Dense and likable characters, a rich world, and an endlessly long ending, just like The Tainted Cup. Would I have been able to read this book if I hadn’t read The Tainted Cup? Unsure. But it’s a clear 5*/5 and a great fantasy. Ending with a quote as well.

Forgetting… is a beautiful thing. When you forget, you remake yourself… For a caterpillar to become a butterfly, it must forget it was a caterpillar at all. Then it will be as if the caterpillar never was & there was only ever a butterfly.

The Tainted Cup by Robert Jackson Bennett, Book Review

I’ll start writing about this book by comparison. It has the charm of Tress of the Emerald Sea, the worldbuilding of The Fifth Season by N.K. Jemisin, and the green aesthetic of Jade City by Fonda Lee. I mean, the story feels green, not the book itself. That’s good company for any novel.

The world is GMO-fantasy, where all life is subject to genetic modifications, and the modifications often go out of control.
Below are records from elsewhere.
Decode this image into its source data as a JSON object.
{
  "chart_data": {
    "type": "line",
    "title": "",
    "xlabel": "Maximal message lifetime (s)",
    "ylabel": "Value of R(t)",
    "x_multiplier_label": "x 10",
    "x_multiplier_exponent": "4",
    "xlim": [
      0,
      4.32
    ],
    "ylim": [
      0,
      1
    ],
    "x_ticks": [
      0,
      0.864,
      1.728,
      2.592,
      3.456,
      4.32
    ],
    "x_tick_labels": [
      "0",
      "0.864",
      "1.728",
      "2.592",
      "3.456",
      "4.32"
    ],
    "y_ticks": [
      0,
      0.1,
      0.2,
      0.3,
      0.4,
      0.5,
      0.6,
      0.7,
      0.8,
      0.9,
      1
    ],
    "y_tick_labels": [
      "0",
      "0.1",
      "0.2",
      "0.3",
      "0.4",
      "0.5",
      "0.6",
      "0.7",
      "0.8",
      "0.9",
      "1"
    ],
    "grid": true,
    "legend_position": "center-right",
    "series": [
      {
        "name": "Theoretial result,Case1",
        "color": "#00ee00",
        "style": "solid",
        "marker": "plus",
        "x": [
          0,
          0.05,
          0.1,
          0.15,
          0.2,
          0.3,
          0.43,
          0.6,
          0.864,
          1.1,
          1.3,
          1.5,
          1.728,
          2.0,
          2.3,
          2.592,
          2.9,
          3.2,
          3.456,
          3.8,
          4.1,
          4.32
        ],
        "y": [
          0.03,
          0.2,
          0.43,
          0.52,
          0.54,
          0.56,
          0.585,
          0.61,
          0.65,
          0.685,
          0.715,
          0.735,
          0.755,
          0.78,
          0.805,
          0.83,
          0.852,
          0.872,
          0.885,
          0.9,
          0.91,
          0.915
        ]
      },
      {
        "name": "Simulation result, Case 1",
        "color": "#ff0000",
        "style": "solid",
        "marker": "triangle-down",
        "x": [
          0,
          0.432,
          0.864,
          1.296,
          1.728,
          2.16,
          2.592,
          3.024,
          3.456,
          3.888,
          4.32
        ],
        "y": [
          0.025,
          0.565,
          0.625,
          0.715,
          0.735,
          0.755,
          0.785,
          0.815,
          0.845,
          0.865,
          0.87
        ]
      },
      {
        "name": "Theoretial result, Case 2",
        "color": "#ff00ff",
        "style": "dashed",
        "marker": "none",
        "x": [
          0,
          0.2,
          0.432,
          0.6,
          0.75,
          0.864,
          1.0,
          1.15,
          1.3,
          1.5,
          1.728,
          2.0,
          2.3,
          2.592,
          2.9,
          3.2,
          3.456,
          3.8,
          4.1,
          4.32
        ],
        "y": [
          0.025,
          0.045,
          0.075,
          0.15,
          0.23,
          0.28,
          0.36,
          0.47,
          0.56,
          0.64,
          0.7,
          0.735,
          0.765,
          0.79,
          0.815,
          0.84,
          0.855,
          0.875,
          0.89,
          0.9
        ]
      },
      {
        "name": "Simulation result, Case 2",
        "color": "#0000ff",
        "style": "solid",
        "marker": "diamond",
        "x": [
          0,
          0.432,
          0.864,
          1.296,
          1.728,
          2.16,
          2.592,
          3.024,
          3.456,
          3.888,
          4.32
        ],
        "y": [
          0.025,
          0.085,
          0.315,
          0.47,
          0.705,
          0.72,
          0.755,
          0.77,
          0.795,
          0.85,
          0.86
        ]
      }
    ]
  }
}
Perhaps one of these insanely potent GMOs, one of the sources of them, or both, are the leviathans. They are Godzilla-like monsters, coming out of the sea every year in a mindless attempt to either destroy all humans or talk to them. Humans are always trying to stop them, structured to sustain an army that can battle with such giant creatures. That’s the world, and the world is just a humble background.
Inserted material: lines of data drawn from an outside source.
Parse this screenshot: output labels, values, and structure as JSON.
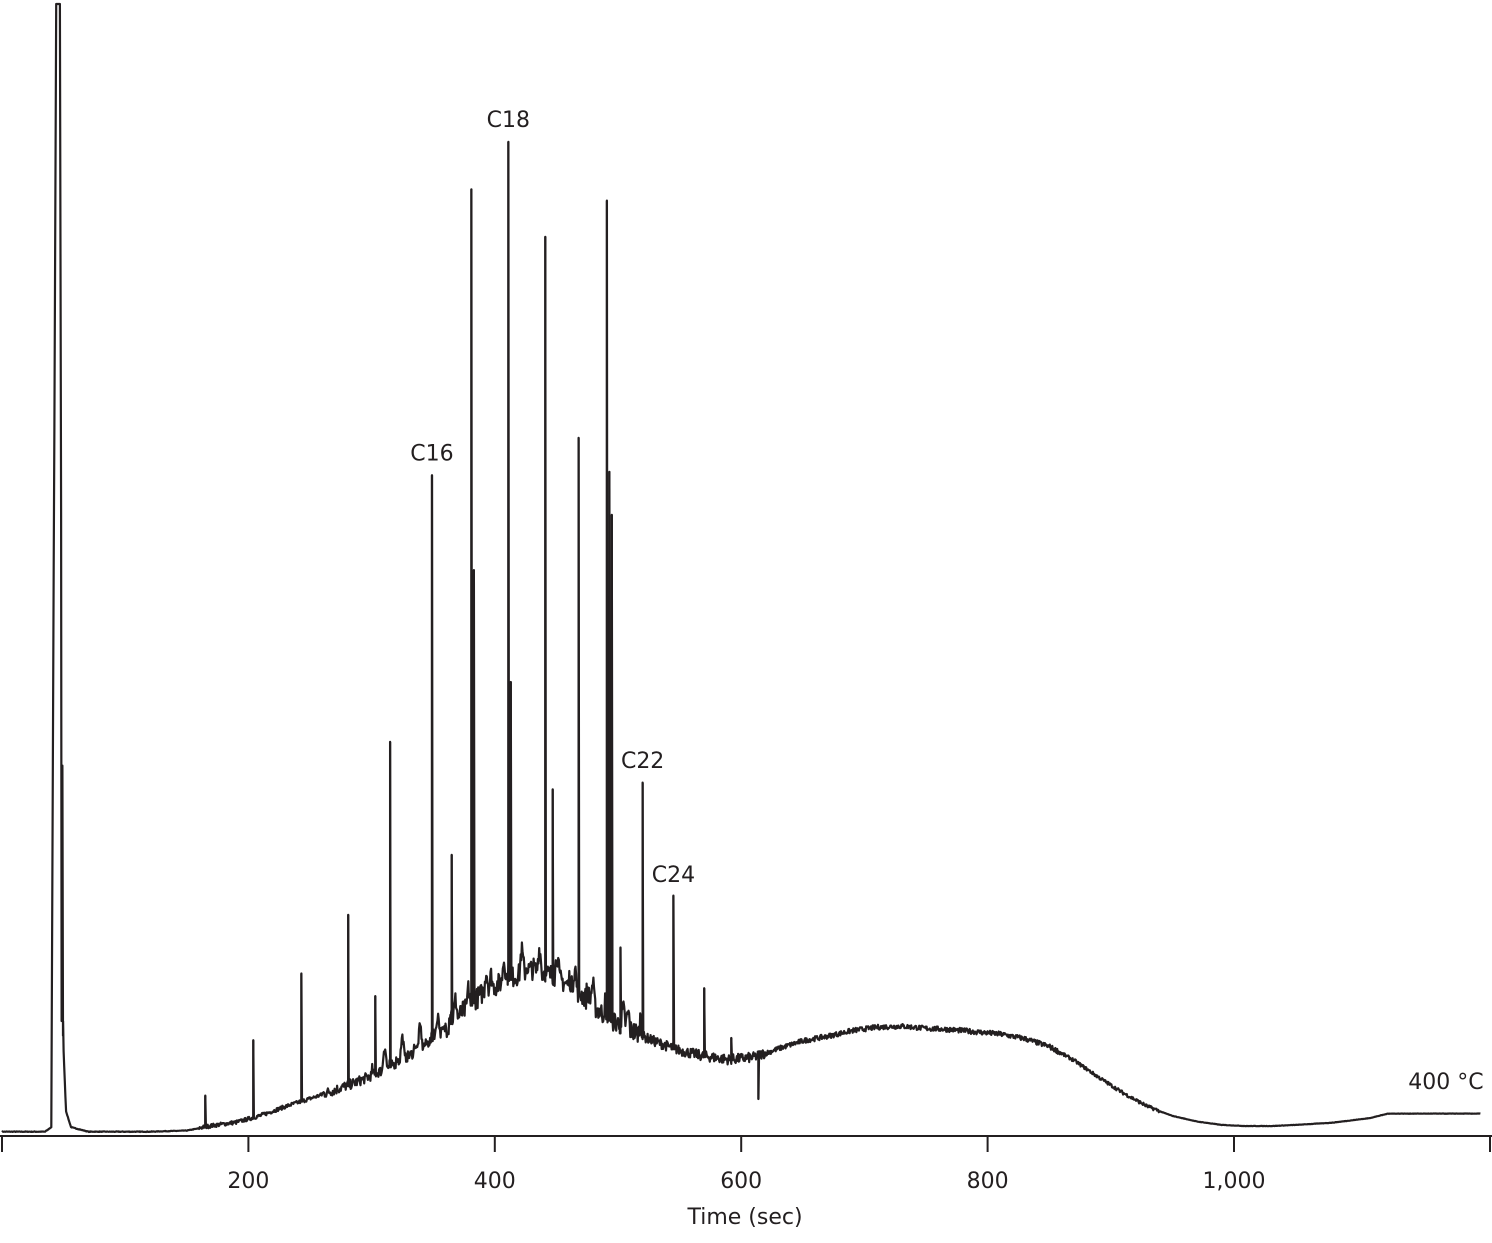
{
  "chart_data": {
    "type": "line",
    "title": "",
    "xlabel": "Time (sec)",
    "ylabel": "",
    "xlim": [
      0,
      1200
    ],
    "ylim": [
      0,
      100
    ],
    "xticks": [
      {
        "value": 200,
        "label": "200"
      },
      {
        "value": 400,
        "label": "400"
      },
      {
        "value": 600,
        "label": "600"
      },
      {
        "value": 800,
        "label": "800"
      },
      {
        "value": 1000,
        "label": "1,000"
      }
    ],
    "grid": false,
    "legend": "none",
    "line_color": "#231f20",
    "baseline": [
      [
        0,
        0.2
      ],
      [
        35,
        0.2
      ],
      [
        40,
        0.6
      ],
      [
        44,
        100
      ],
      [
        47,
        100
      ],
      [
        49,
        10
      ],
      [
        52,
        2
      ],
      [
        56,
        0.6
      ],
      [
        70,
        0.2
      ],
      [
        120,
        0.2
      ],
      [
        150,
        0.3
      ],
      [
        170,
        0.7
      ],
      [
        190,
        1.0
      ],
      [
        210,
        1.6
      ],
      [
        230,
        2.4
      ],
      [
        250,
        3.1
      ],
      [
        270,
        3.8
      ],
      [
        290,
        4.6
      ],
      [
        310,
        5.6
      ],
      [
        330,
        6.8
      ],
      [
        350,
        8.3
      ],
      [
        370,
        10.2
      ],
      [
        390,
        12.3
      ],
      [
        410,
        13.5
      ],
      [
        430,
        14.4
      ],
      [
        450,
        13.7
      ],
      [
        470,
        12.2
      ],
      [
        490,
        10.2
      ],
      [
        510,
        9.0
      ],
      [
        530,
        8.1
      ],
      [
        550,
        7.3
      ],
      [
        570,
        6.8
      ],
      [
        590,
        6.5
      ],
      [
        610,
        6.7
      ],
      [
        630,
        7.5
      ],
      [
        650,
        8.2
      ],
      [
        670,
        8.6
      ],
      [
        690,
        9.1
      ],
      [
        710,
        9.4
      ],
      [
        730,
        9.5
      ],
      [
        750,
        9.3
      ],
      [
        770,
        9.2
      ],
      [
        790,
        9.0
      ],
      [
        810,
        8.8
      ],
      [
        830,
        8.4
      ],
      [
        850,
        7.7
      ],
      [
        870,
        6.5
      ],
      [
        890,
        5.0
      ],
      [
        910,
        3.6
      ],
      [
        930,
        2.4
      ],
      [
        950,
        1.6
      ],
      [
        970,
        1.1
      ],
      [
        990,
        0.8
      ],
      [
        1010,
        0.7
      ],
      [
        1030,
        0.7
      ],
      [
        1050,
        0.8
      ],
      [
        1080,
        1.0
      ],
      [
        1110,
        1.4
      ],
      [
        1125,
        1.8
      ],
      [
        1140,
        1.8
      ],
      [
        1200,
        1.8
      ]
    ],
    "peaks": [
      {
        "x": 49,
        "height": 32.6
      },
      {
        "x": 165,
        "height": 3.4
      },
      {
        "x": 204,
        "height": 8.3
      },
      {
        "x": 243,
        "height": 14.2
      },
      {
        "x": 281,
        "height": 19.4
      },
      {
        "x": 303,
        "height": 12.2
      },
      {
        "x": 315,
        "height": 34.7
      },
      {
        "x": 349,
        "height": 58.3
      },
      {
        "x": 365,
        "height": 24.7
      },
      {
        "x": 381,
        "height": 83.6
      },
      {
        "x": 383,
        "height": 49.9
      },
      {
        "x": 411,
        "height": 87.8
      },
      {
        "x": 413,
        "height": 40.0
      },
      {
        "x": 441,
        "height": 79.4
      },
      {
        "x": 447,
        "height": 30.5
      },
      {
        "x": 468,
        "height": 61.6
      },
      {
        "x": 491,
        "height": 82.6
      },
      {
        "x": 493,
        "height": 58.6
      },
      {
        "x": 495,
        "height": 54.8
      },
      {
        "x": 502,
        "height": 16.5
      },
      {
        "x": 520,
        "height": 31.1
      },
      {
        "x": 545,
        "height": 21.1
      },
      {
        "x": 570,
        "height": 12.9
      },
      {
        "x": 592,
        "height": 8.5
      },
      {
        "x": 614,
        "height": 3.1
      }
    ],
    "annotations": [
      {
        "text": "C16",
        "x": 349,
        "y": 59.6
      },
      {
        "text": "C18",
        "x": 411,
        "y": 89.1
      },
      {
        "text": "C22",
        "x": 520,
        "y": 32.4
      },
      {
        "text": "C24",
        "x": 545,
        "y": 22.3
      }
    ],
    "end_label": {
      "text": "400 °C",
      "x": 1172,
      "y": 4.0
    }
  }
}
Our main characters, Dinios and Ana, are investigators with peculiar powers. He has a GMO-altered memory that lets him remember everything, and she is smart. Ana and Dinios have to investigate a murder where the victim has a tree growing out of his corpse. How does one even approach a disaster like that? They will figure it out, step by step, by using their superpowers.

The story flows naturally, and the pacing is strong right up until the ending. If there’s one critique, it’s that not every thread needed to be fully explained or wrapped up in detail. I would have preferred a bit more left unsaid for what comes next.

Overall, a fantastic story, a solid 5*, and probably the best book I’ve read this month so far.